The Tile-Atom Abstraction

The Core Idea

Every irregular workload can be described as a set of tiles and atoms:

  • Tile: A logical grouping of work (a row in CSR, a column in CSC, a block-row in BCSR).
  • Atom: The smallest unit of processing (a single nonzero element in a sparse matrix).
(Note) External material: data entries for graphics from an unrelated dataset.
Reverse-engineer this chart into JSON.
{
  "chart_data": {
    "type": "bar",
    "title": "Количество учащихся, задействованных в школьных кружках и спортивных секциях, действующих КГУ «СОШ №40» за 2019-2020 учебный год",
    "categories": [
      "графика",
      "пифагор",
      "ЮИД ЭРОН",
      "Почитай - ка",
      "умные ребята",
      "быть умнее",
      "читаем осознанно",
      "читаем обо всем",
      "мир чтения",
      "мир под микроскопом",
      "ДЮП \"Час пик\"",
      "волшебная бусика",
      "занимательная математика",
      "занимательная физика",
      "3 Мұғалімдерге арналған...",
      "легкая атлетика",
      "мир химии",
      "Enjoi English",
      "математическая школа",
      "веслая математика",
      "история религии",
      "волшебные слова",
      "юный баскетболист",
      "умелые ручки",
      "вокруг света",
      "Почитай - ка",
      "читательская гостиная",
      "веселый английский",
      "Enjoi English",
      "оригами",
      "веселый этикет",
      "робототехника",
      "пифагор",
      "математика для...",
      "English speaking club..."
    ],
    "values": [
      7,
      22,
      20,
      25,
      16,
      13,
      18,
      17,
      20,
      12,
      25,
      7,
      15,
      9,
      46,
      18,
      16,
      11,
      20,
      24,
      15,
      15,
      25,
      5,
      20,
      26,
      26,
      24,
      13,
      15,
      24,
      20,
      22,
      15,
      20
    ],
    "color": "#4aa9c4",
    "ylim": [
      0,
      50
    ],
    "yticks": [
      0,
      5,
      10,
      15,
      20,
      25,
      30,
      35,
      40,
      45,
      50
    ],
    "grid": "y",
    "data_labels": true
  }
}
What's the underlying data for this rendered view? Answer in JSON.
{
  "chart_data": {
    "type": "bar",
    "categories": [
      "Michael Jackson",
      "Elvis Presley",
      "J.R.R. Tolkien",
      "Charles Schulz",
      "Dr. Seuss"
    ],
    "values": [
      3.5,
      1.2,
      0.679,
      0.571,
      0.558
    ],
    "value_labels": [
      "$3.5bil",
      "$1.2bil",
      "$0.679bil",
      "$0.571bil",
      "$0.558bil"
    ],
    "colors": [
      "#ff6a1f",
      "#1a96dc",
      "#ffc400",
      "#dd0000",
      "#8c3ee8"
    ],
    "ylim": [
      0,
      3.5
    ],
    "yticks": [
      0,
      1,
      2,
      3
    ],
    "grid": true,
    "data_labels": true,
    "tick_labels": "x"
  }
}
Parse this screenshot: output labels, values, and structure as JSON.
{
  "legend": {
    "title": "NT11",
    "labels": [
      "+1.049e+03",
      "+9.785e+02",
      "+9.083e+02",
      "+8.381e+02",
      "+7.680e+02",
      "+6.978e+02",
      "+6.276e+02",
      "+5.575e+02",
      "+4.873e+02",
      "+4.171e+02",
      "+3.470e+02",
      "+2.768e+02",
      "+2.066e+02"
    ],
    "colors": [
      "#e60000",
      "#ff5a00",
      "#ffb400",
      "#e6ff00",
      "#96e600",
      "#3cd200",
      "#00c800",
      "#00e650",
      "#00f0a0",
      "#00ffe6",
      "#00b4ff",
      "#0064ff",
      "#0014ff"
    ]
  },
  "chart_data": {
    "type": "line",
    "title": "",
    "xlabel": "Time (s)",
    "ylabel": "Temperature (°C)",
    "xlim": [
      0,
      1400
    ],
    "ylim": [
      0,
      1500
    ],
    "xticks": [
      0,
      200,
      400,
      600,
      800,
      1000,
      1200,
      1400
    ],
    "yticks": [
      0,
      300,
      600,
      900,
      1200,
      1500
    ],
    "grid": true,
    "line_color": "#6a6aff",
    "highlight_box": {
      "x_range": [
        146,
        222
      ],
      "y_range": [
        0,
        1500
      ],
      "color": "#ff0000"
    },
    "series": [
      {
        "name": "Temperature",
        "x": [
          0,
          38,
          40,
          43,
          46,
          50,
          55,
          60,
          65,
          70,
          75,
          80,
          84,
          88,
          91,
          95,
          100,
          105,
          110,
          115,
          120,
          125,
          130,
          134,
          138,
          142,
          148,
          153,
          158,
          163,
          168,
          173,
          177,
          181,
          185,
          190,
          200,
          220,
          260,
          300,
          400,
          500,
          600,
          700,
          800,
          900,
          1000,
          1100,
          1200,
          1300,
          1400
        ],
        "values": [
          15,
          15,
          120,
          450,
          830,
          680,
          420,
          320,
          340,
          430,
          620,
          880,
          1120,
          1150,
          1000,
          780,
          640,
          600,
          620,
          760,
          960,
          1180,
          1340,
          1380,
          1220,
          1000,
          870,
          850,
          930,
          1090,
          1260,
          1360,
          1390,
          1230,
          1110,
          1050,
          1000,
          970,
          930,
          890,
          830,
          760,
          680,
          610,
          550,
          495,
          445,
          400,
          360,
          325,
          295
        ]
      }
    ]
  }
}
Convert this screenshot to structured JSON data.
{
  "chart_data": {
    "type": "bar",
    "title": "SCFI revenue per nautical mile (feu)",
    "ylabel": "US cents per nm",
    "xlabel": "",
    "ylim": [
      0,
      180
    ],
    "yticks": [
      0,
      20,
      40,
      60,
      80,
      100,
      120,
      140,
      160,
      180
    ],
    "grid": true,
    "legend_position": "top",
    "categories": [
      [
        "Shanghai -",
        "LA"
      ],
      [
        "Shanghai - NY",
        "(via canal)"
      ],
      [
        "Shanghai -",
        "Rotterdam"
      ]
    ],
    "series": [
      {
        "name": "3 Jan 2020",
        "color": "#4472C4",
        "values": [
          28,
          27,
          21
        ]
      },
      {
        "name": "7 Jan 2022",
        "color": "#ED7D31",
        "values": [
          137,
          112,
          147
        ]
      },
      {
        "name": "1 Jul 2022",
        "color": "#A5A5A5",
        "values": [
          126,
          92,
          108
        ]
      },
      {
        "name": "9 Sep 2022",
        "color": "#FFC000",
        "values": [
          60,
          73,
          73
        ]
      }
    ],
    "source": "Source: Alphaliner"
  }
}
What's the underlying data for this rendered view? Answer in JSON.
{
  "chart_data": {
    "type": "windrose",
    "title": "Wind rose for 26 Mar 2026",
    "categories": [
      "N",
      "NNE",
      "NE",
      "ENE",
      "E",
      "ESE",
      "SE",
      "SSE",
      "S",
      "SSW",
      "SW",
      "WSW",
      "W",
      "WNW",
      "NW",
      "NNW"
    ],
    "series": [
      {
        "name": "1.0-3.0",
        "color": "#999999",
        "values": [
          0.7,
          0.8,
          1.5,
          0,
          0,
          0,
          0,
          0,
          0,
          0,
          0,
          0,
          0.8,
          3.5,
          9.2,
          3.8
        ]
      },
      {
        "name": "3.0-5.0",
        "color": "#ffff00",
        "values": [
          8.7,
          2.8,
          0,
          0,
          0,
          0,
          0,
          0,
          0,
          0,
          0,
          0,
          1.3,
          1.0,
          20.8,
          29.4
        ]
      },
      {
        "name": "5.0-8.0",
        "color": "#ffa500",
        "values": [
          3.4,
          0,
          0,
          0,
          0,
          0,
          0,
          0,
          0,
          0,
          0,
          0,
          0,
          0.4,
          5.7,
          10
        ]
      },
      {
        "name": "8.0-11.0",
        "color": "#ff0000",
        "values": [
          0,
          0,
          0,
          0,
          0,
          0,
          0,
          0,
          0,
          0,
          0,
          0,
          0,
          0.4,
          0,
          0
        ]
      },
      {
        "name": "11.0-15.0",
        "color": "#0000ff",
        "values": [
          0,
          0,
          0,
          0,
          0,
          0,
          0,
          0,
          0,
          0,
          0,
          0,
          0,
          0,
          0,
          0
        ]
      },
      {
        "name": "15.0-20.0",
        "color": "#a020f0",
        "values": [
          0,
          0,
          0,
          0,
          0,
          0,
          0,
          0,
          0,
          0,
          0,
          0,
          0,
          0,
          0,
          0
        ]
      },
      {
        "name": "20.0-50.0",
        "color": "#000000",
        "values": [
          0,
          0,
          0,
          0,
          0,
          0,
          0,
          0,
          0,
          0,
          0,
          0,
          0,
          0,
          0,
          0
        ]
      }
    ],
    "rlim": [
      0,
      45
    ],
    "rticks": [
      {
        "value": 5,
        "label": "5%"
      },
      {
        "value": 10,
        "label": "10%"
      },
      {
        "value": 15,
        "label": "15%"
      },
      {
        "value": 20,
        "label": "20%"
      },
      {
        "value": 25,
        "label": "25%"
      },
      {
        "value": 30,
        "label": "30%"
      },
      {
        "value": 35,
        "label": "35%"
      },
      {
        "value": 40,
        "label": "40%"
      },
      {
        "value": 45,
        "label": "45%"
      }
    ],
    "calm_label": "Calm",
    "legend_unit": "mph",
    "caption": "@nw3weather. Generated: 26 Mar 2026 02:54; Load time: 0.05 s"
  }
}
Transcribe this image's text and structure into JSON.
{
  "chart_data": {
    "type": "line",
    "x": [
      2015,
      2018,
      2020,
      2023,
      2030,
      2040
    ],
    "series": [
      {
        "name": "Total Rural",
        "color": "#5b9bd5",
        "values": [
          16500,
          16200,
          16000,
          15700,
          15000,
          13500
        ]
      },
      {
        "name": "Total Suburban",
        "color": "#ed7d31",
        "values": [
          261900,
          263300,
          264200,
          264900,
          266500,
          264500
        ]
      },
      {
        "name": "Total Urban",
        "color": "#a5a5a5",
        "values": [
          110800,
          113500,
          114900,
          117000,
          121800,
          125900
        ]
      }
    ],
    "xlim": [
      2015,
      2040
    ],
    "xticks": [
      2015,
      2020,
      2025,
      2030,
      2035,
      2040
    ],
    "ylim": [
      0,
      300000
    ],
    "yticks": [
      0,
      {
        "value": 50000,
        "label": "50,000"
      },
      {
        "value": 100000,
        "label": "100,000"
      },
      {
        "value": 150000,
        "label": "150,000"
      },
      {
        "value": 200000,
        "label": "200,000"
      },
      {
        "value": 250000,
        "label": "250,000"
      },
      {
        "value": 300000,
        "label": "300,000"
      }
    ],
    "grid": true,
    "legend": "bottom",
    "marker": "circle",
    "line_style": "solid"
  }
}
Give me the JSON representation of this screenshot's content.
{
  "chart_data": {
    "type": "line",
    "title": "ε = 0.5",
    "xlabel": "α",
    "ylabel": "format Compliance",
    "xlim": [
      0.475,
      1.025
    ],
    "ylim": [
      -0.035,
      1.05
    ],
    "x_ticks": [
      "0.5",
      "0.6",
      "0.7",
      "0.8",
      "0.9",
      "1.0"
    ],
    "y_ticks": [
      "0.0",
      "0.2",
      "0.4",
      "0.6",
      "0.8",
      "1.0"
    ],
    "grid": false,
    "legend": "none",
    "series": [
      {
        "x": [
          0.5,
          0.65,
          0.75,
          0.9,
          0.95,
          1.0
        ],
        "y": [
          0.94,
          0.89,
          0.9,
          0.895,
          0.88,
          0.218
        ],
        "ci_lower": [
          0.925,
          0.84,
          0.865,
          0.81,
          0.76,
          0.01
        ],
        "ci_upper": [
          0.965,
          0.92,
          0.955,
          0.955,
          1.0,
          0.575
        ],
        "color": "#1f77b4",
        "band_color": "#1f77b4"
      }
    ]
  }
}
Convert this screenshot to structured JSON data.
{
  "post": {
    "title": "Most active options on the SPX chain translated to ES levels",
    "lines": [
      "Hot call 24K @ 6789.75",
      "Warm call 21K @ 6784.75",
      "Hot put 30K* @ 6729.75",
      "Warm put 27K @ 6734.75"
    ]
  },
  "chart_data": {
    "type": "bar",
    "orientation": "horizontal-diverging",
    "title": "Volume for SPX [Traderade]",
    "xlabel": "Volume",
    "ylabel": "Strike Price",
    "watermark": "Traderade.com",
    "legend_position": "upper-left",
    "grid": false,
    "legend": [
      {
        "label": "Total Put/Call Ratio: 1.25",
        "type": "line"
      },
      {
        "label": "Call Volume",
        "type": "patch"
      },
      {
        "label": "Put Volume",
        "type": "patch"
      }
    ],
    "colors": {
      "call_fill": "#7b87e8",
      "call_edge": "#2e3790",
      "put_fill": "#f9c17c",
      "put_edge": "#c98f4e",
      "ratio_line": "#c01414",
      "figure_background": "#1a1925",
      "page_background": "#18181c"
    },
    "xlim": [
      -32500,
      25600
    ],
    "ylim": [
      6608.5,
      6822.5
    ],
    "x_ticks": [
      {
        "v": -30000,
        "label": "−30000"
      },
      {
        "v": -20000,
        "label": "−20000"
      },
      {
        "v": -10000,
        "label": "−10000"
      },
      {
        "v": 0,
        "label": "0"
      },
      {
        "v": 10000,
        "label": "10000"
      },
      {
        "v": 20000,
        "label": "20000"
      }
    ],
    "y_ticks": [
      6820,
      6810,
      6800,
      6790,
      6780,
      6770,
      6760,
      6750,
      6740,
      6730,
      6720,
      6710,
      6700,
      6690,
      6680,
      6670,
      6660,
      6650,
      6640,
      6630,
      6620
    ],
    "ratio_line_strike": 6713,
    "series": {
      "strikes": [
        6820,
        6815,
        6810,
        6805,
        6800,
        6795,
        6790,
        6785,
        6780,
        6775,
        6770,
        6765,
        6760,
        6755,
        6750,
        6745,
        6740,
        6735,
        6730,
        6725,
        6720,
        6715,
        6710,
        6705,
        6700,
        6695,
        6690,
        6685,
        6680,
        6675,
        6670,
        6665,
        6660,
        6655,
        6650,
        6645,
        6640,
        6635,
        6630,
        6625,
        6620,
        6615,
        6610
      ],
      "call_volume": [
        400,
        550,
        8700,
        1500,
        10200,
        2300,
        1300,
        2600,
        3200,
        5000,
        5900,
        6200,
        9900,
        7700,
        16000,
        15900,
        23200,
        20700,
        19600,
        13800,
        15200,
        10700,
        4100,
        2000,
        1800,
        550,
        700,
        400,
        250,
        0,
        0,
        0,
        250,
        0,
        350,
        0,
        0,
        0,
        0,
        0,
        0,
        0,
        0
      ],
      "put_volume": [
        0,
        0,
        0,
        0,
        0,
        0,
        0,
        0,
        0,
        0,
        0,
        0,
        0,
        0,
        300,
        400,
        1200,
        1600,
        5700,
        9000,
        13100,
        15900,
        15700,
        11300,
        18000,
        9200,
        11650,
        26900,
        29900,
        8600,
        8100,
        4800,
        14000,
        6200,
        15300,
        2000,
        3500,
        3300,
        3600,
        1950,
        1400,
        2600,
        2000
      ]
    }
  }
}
A schedule creates a mapping M from GPU processor IDs to balanced groups of tiles and atoms. The user writes their computation against this mapping using range-based loops.

Three Domains

The abstraction separates every irregular computation into three independent concerns:

1. Data

Choose your sparse format. Each format has a corresponding layout view that describes how tiles and atoms are organized:

Format Container Layout Tile Atom
CSR csr_t layout::csr row nonzero
CSC csc_t layout::csc column nonzero
COO coo_t layout::coo nonzero nonzero
ELL ell_t layout::ell row bucketed nz
BCSR bcsr_t layout::bcsr block-row R x C block
DIA dia_t layout::dia row diagonal cell

2. Schedule

Choose a load-balancing strategy. All four strategies consume workloads through the same layout contract:

  • thread_mapped — one tile per thread, simplest possible mapping
  • group_mapped — one tile per warp/group for high-degree tiles
  • work_oriented — distribute atoms evenly across threads
  • merge_path — optimal O(n+m) merge-based partitioning

3. Computation

Write your kernel logic once. It works unchanged across all schedules and all formats:

for (auto row : config.tiles()) {
  type_t sum = 0;
  for (auto nz : config.atoms(row)) {
    sum += values[nz] * x[indices[nz]];
  }
  y[row] = sum;
}

The Layout Contract

Any struct that exposes these methods can drive any schedule:

struct my_layout {
  tile_id_t num_tiles() const;
  atom_id_t num_atoms() const;
  atom_id_t tile_begin(tile_id_t t) const;
  atom_id_t tile_end(tile_id_t t) const;
  atom_id_t tile_size(tile_id_t t) const;
  tile_end_iterator_t tile_end_iter() const;
};

Formal Notation

Given a sparse-irregular problem S made of tiles T, where tile T_i is a collection of atoms: the scheduler creates a map M = { P_id, T_i ... T_j } from processor IDs to groups of tiles. The scheduler function L(S) = { M_0, ..., M_m } produces the complete balanced mapping.